Statt das Missverständnis auszuräumen, erfindet der kontaktgestörte Evan eine Freundschaftsverhältnis zum Verstorbenen, um dessen Familie zu trösten. Schließlich ist er schon lange heimlich in die Schwester des Mitschülers verliebt. Immer weiter baut er das Lügengebäude aus und wird mit einer fingierten Rede auf der schulischen Trauerfeier sogar zum Social-Media-Star.

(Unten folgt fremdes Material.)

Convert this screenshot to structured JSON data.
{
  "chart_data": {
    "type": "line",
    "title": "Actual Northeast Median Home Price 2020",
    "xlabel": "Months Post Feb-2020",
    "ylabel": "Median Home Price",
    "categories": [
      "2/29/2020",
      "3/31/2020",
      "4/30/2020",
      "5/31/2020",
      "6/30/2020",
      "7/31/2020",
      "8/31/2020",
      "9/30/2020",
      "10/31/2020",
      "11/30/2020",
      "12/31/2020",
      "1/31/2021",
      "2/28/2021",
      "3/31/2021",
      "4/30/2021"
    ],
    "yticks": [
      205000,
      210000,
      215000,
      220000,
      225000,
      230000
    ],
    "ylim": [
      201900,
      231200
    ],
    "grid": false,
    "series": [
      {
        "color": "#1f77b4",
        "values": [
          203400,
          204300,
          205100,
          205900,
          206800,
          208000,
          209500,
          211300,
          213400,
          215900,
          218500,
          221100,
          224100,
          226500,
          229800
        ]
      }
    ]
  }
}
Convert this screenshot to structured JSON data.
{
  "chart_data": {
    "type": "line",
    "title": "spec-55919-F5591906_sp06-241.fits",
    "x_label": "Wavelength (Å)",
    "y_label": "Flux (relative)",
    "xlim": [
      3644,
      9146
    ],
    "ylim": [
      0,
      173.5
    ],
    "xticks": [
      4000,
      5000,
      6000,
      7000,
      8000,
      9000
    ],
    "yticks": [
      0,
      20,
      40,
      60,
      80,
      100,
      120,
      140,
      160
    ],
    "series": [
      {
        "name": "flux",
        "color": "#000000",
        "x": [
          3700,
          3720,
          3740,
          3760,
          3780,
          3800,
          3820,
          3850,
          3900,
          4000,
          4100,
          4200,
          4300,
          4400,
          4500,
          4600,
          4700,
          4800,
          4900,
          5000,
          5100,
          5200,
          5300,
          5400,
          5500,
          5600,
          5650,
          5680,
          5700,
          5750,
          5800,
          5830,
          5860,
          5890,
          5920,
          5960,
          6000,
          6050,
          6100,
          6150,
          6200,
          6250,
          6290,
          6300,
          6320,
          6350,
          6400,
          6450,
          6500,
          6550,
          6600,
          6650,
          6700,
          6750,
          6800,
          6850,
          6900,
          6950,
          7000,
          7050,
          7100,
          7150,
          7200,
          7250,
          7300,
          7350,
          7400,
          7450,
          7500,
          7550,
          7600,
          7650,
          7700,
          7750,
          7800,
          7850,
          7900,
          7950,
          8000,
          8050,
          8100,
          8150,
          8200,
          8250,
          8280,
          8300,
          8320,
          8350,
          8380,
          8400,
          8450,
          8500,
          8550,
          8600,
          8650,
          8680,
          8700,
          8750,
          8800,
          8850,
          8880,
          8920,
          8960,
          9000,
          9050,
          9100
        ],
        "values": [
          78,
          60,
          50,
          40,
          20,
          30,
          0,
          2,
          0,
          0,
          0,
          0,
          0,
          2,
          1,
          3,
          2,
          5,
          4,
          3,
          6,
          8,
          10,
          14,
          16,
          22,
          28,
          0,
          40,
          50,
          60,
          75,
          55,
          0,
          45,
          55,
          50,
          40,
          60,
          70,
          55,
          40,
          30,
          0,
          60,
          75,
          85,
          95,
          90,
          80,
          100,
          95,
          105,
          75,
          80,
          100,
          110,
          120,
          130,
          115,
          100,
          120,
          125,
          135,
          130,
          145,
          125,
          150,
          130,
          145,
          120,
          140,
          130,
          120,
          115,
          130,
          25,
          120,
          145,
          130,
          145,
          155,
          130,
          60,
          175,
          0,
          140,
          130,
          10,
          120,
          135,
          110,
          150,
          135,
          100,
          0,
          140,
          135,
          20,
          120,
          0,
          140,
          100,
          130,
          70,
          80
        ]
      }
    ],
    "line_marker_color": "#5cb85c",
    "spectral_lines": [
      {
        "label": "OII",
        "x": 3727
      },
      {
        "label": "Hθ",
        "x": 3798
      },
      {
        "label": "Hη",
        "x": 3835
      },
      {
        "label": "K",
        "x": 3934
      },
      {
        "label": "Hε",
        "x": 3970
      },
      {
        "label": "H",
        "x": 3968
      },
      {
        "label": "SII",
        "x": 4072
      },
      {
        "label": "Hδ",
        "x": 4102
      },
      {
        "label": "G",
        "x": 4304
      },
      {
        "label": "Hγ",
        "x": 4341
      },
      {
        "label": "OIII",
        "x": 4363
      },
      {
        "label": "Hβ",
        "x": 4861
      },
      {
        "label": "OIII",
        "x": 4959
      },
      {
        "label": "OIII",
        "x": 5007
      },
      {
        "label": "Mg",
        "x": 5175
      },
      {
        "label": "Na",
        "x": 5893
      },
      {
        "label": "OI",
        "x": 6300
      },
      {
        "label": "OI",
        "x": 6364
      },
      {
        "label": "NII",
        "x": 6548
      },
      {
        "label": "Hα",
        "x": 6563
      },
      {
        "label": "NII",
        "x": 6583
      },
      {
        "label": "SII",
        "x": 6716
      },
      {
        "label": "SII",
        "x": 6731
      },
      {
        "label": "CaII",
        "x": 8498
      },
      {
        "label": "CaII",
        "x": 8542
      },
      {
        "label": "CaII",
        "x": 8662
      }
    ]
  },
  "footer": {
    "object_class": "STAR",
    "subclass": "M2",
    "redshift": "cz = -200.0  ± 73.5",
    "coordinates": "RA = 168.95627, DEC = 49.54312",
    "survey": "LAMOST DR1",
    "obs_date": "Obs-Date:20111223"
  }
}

„Dear Evan Hanson” könnte mit ein wenig mehr Mut und Analysevermögen ein Film über jugendliche Einsamkeit, Sehnsucht nach Anerkennung und die Wirkungskraft von gefälschten Emotionen werden. Aber unter der Regie von Stephen Chbosky werden die interessanten Ansätze zügig im menschelnden Pathos und schmalzigen Musikeinlagen ertränkt.

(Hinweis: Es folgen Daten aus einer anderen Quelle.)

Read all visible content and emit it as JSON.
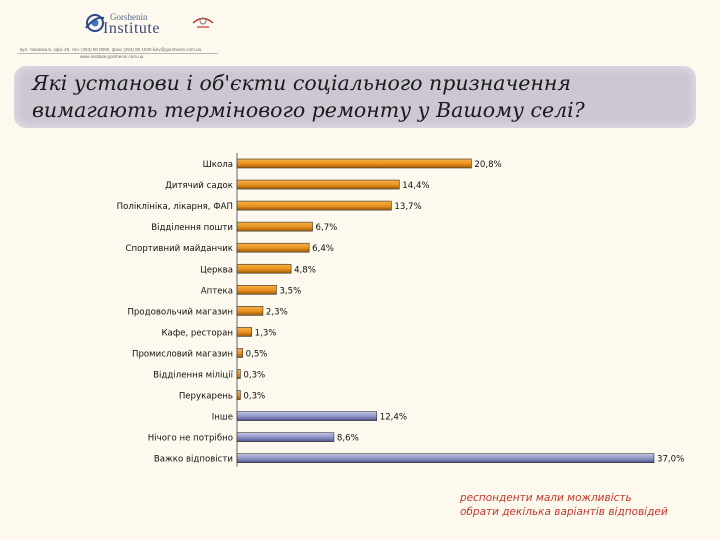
{
  "header": {
    "logo_line1": "Gorshenin",
    "logo_line2": "Institute",
    "contact_line1": "вул. Чапаєва 5, офіс 49, тел. (353) 80 0000, факс (353) 80 1530 kiev@gorshenin.com.ua",
    "contact_line2": "www.institute.gorshenin.com.ua",
    "logo_icon": "eye-logo-icon",
    "emblem_icon": "emblem-icon"
  },
  "title": {
    "line1": "Які установи і об'єкти соціального призначення",
    "line2": "вимагають термінового ремонту у Вашому селі?"
  },
  "note": {
    "line1": "респонденти мали можливість",
    "line2": "обрати декілька варіантів відповідей"
  },
  "colors": {
    "orange_bar": "#e8901c",
    "blue_bar": "#8c90c2",
    "note_text": "#c0392b"
  },
  "chart_data": {
    "type": "bar",
    "orientation": "horizontal",
    "unit": "%",
    "xlim": [
      0,
      37
    ],
    "grid": false,
    "bars": [
      {
        "label": "Школа",
        "value": 20.8,
        "value_label": "20,8%",
        "group": "orange"
      },
      {
        "label": "Дитячий садок",
        "value": 14.4,
        "value_label": "14,4%",
        "group": "orange"
      },
      {
        "label": "Поліклініка, лікарня, ФАП",
        "value": 13.7,
        "value_label": "13,7%",
        "group": "orange"
      },
      {
        "label": "Відділення пошти",
        "value": 6.7,
        "value_label": "6,7%",
        "group": "orange"
      },
      {
        "label": "Спортивний майданчик",
        "value": 6.4,
        "value_label": "6,4%",
        "group": "orange"
      },
      {
        "label": "Церква",
        "value": 4.8,
        "value_label": "4,8%",
        "group": "orange"
      },
      {
        "label": "Аптека",
        "value": 3.5,
        "value_label": "3,5%",
        "group": "orange"
      },
      {
        "label": "Продовольчий магазин",
        "value": 2.3,
        "value_label": "2,3%",
        "group": "orange"
      },
      {
        "label": "Кафе, ресторан",
        "value": 1.3,
        "value_label": "1,3%",
        "group": "orange"
      },
      {
        "label": "Промисловий магазин",
        "value": 0.5,
        "value_label": "0,5%",
        "group": "orange"
      },
      {
        "label": "Відділення міліції",
        "value": 0.3,
        "value_label": "0,3%",
        "group": "orange"
      },
      {
        "label": "Перукарень",
        "value": 0.3,
        "value_label": "0,3%",
        "group": "orange"
      },
      {
        "label": "Інше",
        "value": 12.4,
        "value_label": "12,4%",
        "group": "blue"
      },
      {
        "label": "Нічого не потрібно",
        "value": 8.6,
        "value_label": "8,6%",
        "group": "blue"
      },
      {
        "label": "Важко відповісти",
        "value": 37.0,
        "value_label": "37,0%",
        "group": "blue"
      }
    ]
  }
}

Ben Platt als Antihelden-Tenor wechselt zwar herzzerreißend zwischen Kopf- und Bruststimme, wirkt aber mit 27 Jahren trotz allen Make-Up-Bemühungen einfach zu alt für die Rolle. Einzig Julianne Moore in der bescheidenen Rolle der alleinerziehenden Mutter bringt einen Schimmer von emotionaler Glaubwürdigkeit ein, kann die Angelegenheit jedoch nicht vor den konzeptionellen Schwächen retten.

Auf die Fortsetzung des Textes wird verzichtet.